En France, les deux tiers des smartphones sont désormais achetés à côté du forfait mobile, sans subventionnement. Une proposition qui a explosé grâce à Free Mobile, et qui devrait appeler à une guerre des prix entre constructeurs de téléphones... si le modèle économique se généralise aux autres marché dans le monde.

C'est un effet évident de l'entrée sur le marché de Free Mobile, qui a bouleversé le modèle économique des opérateurs. Le nouvel entrant n'a pas seulement cassé le prix des forfaits illimités, il a aussi cassé le modèle de subventionnement des téléphones, qui permettait aux opérateurs de s'enrichir en faisant un prêt caché à leurs abonnés, avec de juteux intérêts, pour qu'ils puissent bénéficier du dernier mobile à la mode en ayant l'impression de ne pas l'acheter, ou peu cher.

Désormais, l'abonnement mobile étant détaché de l'achat d'un téléphone portable, chacun peut comparer les choses comparables. Le prix du forfait d'un côté, celui du smartphone de l'autre. C'est simple, et les clients sont libres d'acheter leur téléphone dans une autre boutique que celle de l'opérateur. Ils peuvent aussi faire leurs calculs et voir s'il est avantageux d'acheter le smartphone dans le cadre d'une offre avec engagement de 24 mois (spoiler : ça ne l'est jamais). Surtout, ils se rendent enfin compte du prix d'un téléphone portable, lorsqu'ils doivent l'acheter séparément du forfait.
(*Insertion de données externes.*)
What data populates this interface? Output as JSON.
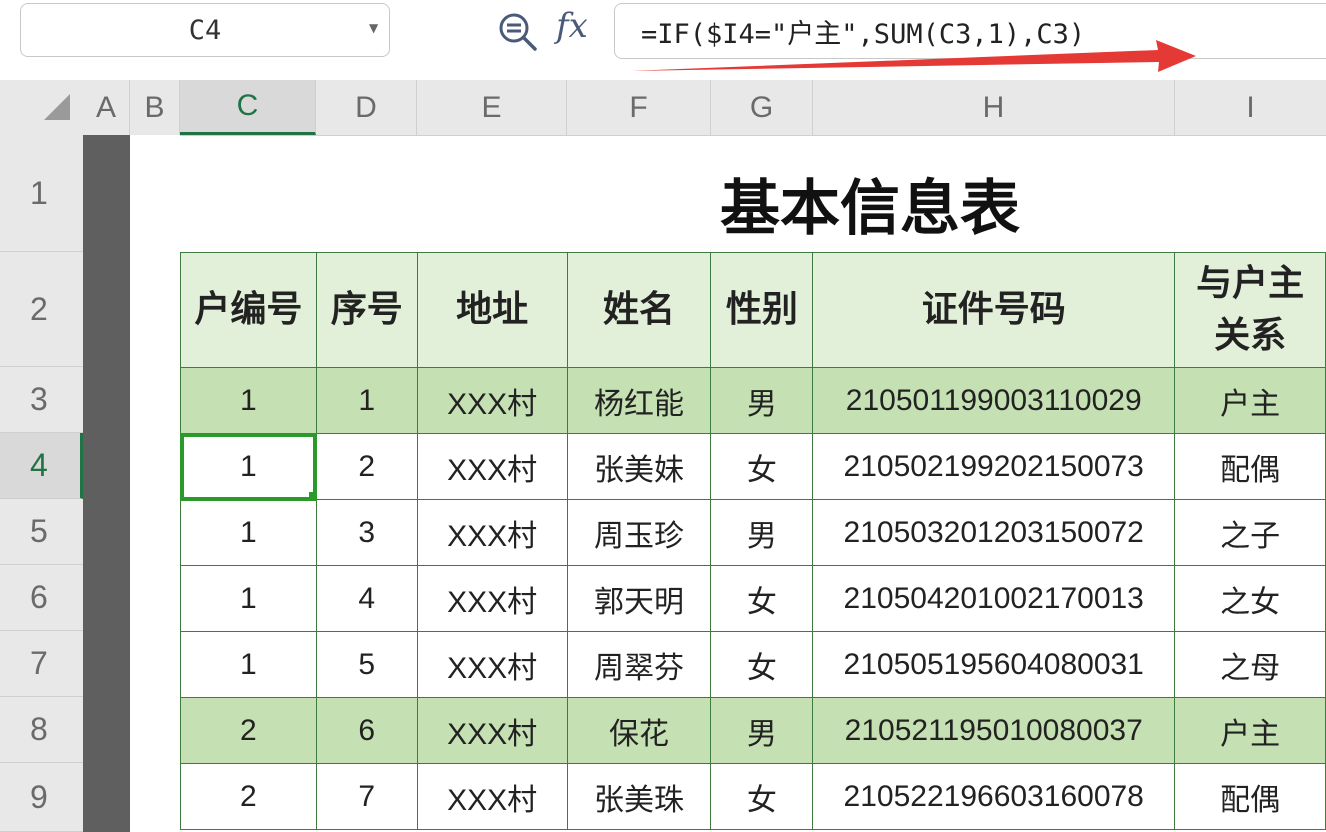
{
  "formula_bar": {
    "name_box": "C4",
    "formula": "=IF($I4=\"户主\",SUM(C3,1),C3)",
    "zoom_icon": "zoom-formula-icon",
    "fx_label": "fx"
  },
  "columns": [
    "A",
    "B",
    "C",
    "D",
    "E",
    "F",
    "G",
    "H",
    "I"
  ],
  "selected_column": "C",
  "rows": [
    "1",
    "2",
    "3",
    "4",
    "5",
    "6",
    "7",
    "8",
    "9"
  ],
  "selected_row": "4",
  "sheet": {
    "title": "基本信息表",
    "headers": [
      "户编号",
      "序号",
      "地址",
      "姓名",
      "性别",
      "证件号码",
      "与户主关系"
    ],
    "data_rows": [
      {
        "hh": "1",
        "seq": "1",
        "addr": "XXX村",
        "name": "杨红能",
        "gender": "男",
        "id": "210501199003110029",
        "rel": "户主"
      },
      {
        "hh": "1",
        "seq": "2",
        "addr": "XXX村",
        "name": "张美妹",
        "gender": "女",
        "id": "210502199202150073",
        "rel": "配偶"
      },
      {
        "hh": "1",
        "seq": "3",
        "addr": "XXX村",
        "name": "周玉珍",
        "gender": "男",
        "id": "210503201203150072",
        "rel": "之子"
      },
      {
        "hh": "1",
        "seq": "4",
        "addr": "XXX村",
        "name": "郭天明",
        "gender": "女",
        "id": "210504201002170013",
        "rel": "之女"
      },
      {
        "hh": "1",
        "seq": "5",
        "addr": "XXX村",
        "name": "周翠芬",
        "gender": "女",
        "id": "210505195604080031",
        "rel": "之母"
      },
      {
        "hh": "2",
        "seq": "6",
        "addr": "XXX村",
        "name": "保花",
        "gender": "男",
        "id": "210521195010080037",
        "rel": "户主"
      },
      {
        "hh": "2",
        "seq": "7",
        "addr": "XXX村",
        "name": "张美珠",
        "gender": "女",
        "id": "210522196603160078",
        "rel": "配偶"
      }
    ]
  },
  "colors": {
    "household_head_fill": "#c5e0b3",
    "header_fill": "#e2efd9",
    "selection": "#2a9a2a",
    "annotation_arrow": "#e53935"
  }
}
Il n'est donc pas surprenant d'apprendre par une étude Gfk (.pdf) que les deux tiers des téléphones mobiles vendus en France au troisième trimestre 2012 l'ont été sans subvention, et ont donc été achetés nu, sans forfait associé. Et que dès lors, les distributeurs (Internet, grandes surfaces spécialisées et hypermarchés) "proposent une offre très large sur les produits hors subvention, s’appuyant sur  une entrée de gamme de plus en plus attractive pour le consommateur". "Les produits de moins de 150€ représentent aujourd’hui près d’un tiers des ventes sur ces circuits contre 16 % en début d’année", remarque le cabinet d'analyse.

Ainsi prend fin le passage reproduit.